The plan’s quality of life agenda includes commitments to develop survivorship care plans — structured documents setting out monitoring protocols and support services for cancer survivors — and to address disparities in access to palliative and supportive care. Both are areas where citizen empowerment in health decisions is particularly relevant: patients navigating post-treatment care often encounter fragmented systems and unclear pathways, and the evidence base for effective survivorship interventions is less developed than for the acute treatment phase.

Psycho-oncology — the specialist field addressing the psychological dimensions of cancer diagnosis and treatment — is unevenly resourced across EU member states. In some health systems, psychosocial support is integrated into oncology care pathways; in others, it is available only to patients who seek it independently and can access it privately. The plan’s commitment to address this dimension is clear; the mechanisms for driving convergence across 27 health systems are less so.

Implementation Gaps and the 2030 Horizon

A 2025 European Parliament Research Service study assessing the plan’s implementation across all EU member states between 2021 and 2024 identified several recurring gaps. Tobacco and alcohol control measures expected under the plan’s prevention agenda had been delayed or deprioritised. Defined outcome timelines were absent from many workstreams, complicating accountability. The 90 percent screening coverage target for breast, cervical, and colorectal cancer — ambitious for several member states — was not on track to be met by 2025 across all member states.

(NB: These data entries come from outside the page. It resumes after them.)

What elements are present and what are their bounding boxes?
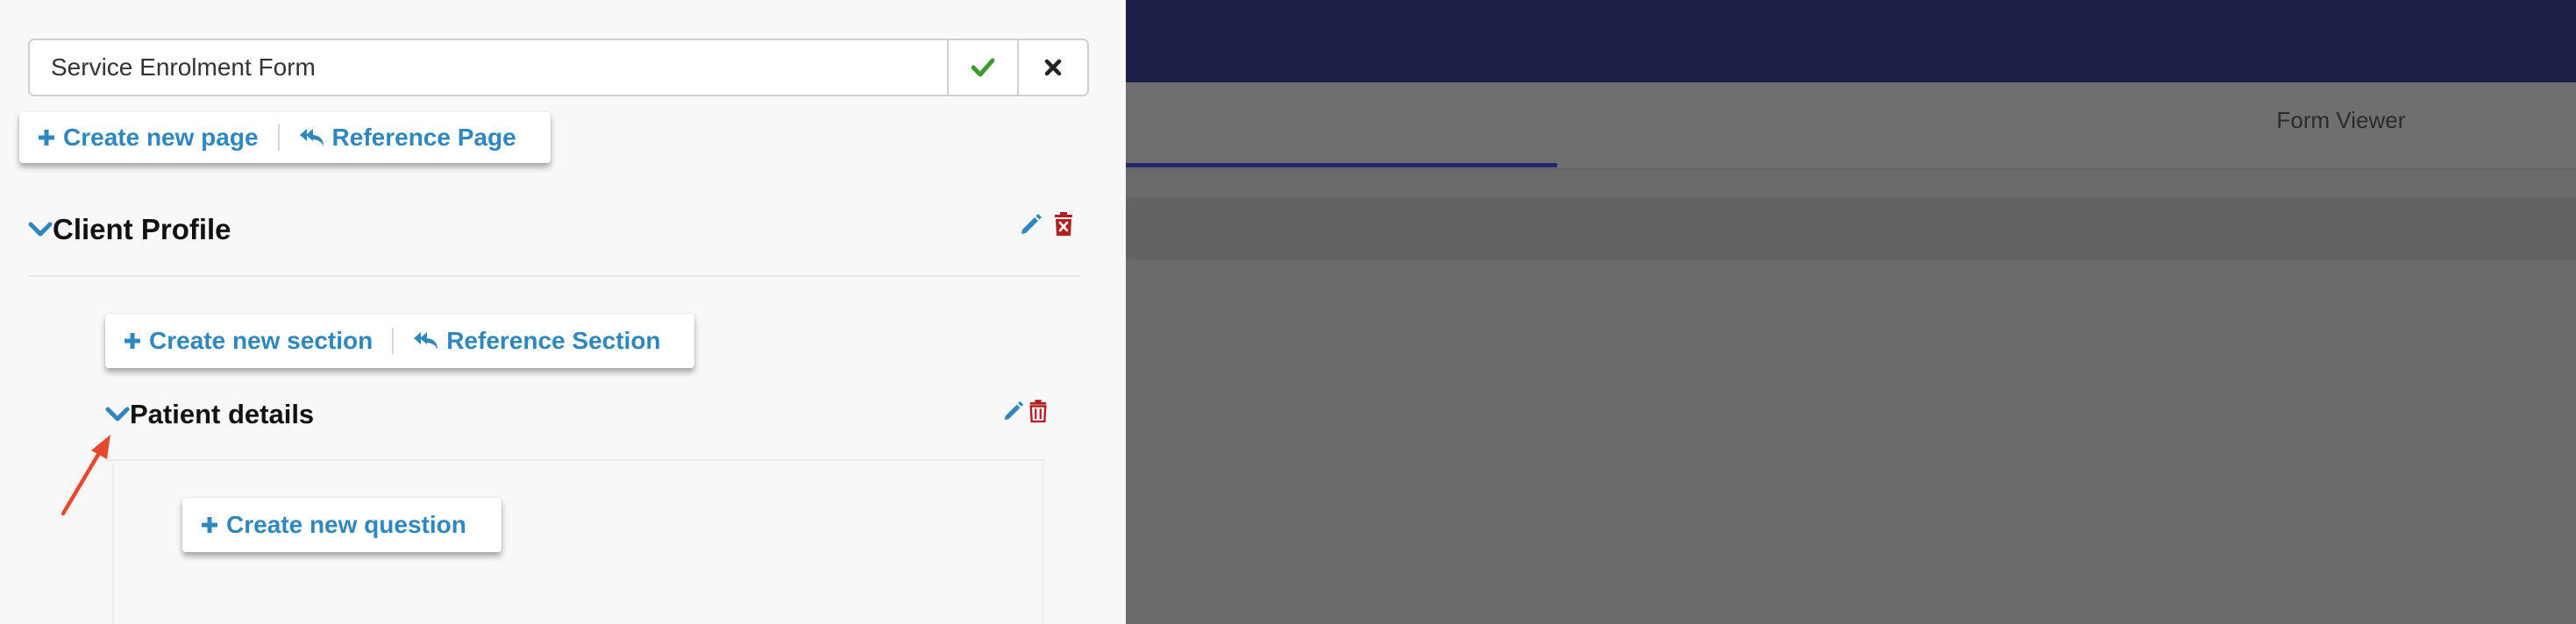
question-toolbar: Create new question <box>182 498 502 552</box>
toolbar-divider <box>277 124 280 151</box>
plus-icon <box>125 333 140 349</box>
create-new-page-label: Create new page <box>63 124 259 151</box>
close-icon <box>1044 59 1062 76</box>
chevron-down-icon <box>28 222 53 237</box>
create-new-question-button[interactable]: Create new question <box>200 511 466 539</box>
section-heading: Patient details <box>105 396 314 433</box>
plus-icon <box>39 130 54 145</box>
create-new-section-button[interactable]: Create new section <box>123 327 373 355</box>
delete-section-button[interactable] <box>1026 398 1050 424</box>
chevron-down-icon <box>105 407 130 422</box>
check-icon <box>971 58 994 77</box>
delete-page-button[interactable] <box>1049 210 1078 238</box>
reference-page-label: Reference Page <box>331 124 516 151</box>
trash-icon <box>1029 400 1047 422</box>
form-builder-panel: Create new page Reference Page Client Pr… <box>0 0 1126 624</box>
trash-icon <box>1055 212 1072 236</box>
create-new-question-label: Create new question <box>226 511 466 538</box>
page-heading: Client Profile <box>28 210 231 249</box>
reference-section-label: Reference Section <box>446 327 661 354</box>
annotation-arrow <box>60 435 110 516</box>
toolbar-divider <box>392 328 395 354</box>
section-toolbar: Create new section Reference Section <box>105 314 694 368</box>
section-divider <box>105 459 1045 461</box>
page-collapse-toggle[interactable] <box>28 221 53 238</box>
cancel-title-button[interactable] <box>1017 40 1087 95</box>
edit-section-button[interactable] <box>1001 398 1026 424</box>
create-new-page-button[interactable]: Create new page <box>37 124 259 152</box>
reference-section-button[interactable]: Reference Section <box>413 327 661 355</box>
create-new-section-label: Create new section <box>149 327 374 354</box>
pencil-icon <box>1004 401 1024 421</box>
pencil-icon <box>1021 214 1042 234</box>
page-toolbar: Create new page Reference Page <box>19 112 551 163</box>
form-title-editor <box>28 39 1089 96</box>
confirm-title-button[interactable] <box>947 40 1017 95</box>
plus-icon <box>202 517 217 533</box>
page-divider <box>28 275 1080 277</box>
section-collapse-toggle[interactable] <box>105 406 130 423</box>
section-title: Patient details <box>130 399 315 429</box>
active-tab-indicator <box>1126 163 1557 167</box>
tab-form-viewer[interactable]: Form Viewer <box>2122 107 2560 134</box>
reference-page-button[interactable]: Reference Page <box>299 124 516 152</box>
form-title-input[interactable] <box>30 40 947 95</box>
reply-all-icon <box>414 332 438 350</box>
edit-page-button[interactable] <box>1017 210 1045 238</box>
page-title: Client Profile <box>53 213 231 245</box>
reply-all-icon <box>299 129 324 146</box>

The structural challenge underlying many of these gaps is the same one that confronts EU health policy broadly: the Union can set frameworks, targets, and recommendations, but delivery depends on member state systems that differ sharply in funding, workforce, and administrative capacity. Cancer mortality rates vary by as much as 50 percent between EU member states for some cancer types — a gap that reflects differences in screening uptake, treatment quality, and risk factor prevalence rather than biology. The Beating Cancer Plan’s ambition to reduce those inequalities requires member states to act; EU-level levers to compel or accelerate that action are limited.

By 2040, cancer diagnoses in the EU are projected to increase by 19 percent and cancer deaths by 27 percent, driven primarily by demographic ageing. Against that trajectory, the plan’s implementation phase — 2024 to 2027 — is the critical window. The screening recommendation adopted in 2022 needs to translate into expanded national programmes; the HPV vaccination targets need to close the coverage gap between high- and low-performing member states; and the EU’s investment in cancer research through Horizon Europe needs to generate the clinical evidence that future policy cycles will require.

Whether the EUR 4 billion committed in 2021 is adequate to that task is a question the plan itself does not fully answer. The funding is distributed across multiple programmes and co-investments rather than constituting a single managed budget, making it difficult to track spending against specific outputs. The European Court of Auditors noted in its review of the plan that the absence of clear key performance indicators for several flagship initiatives complicated assessment of value for money and effectiveness — a finding that points to the distance between ambitious political commitments and the operational discipline required to deliver them.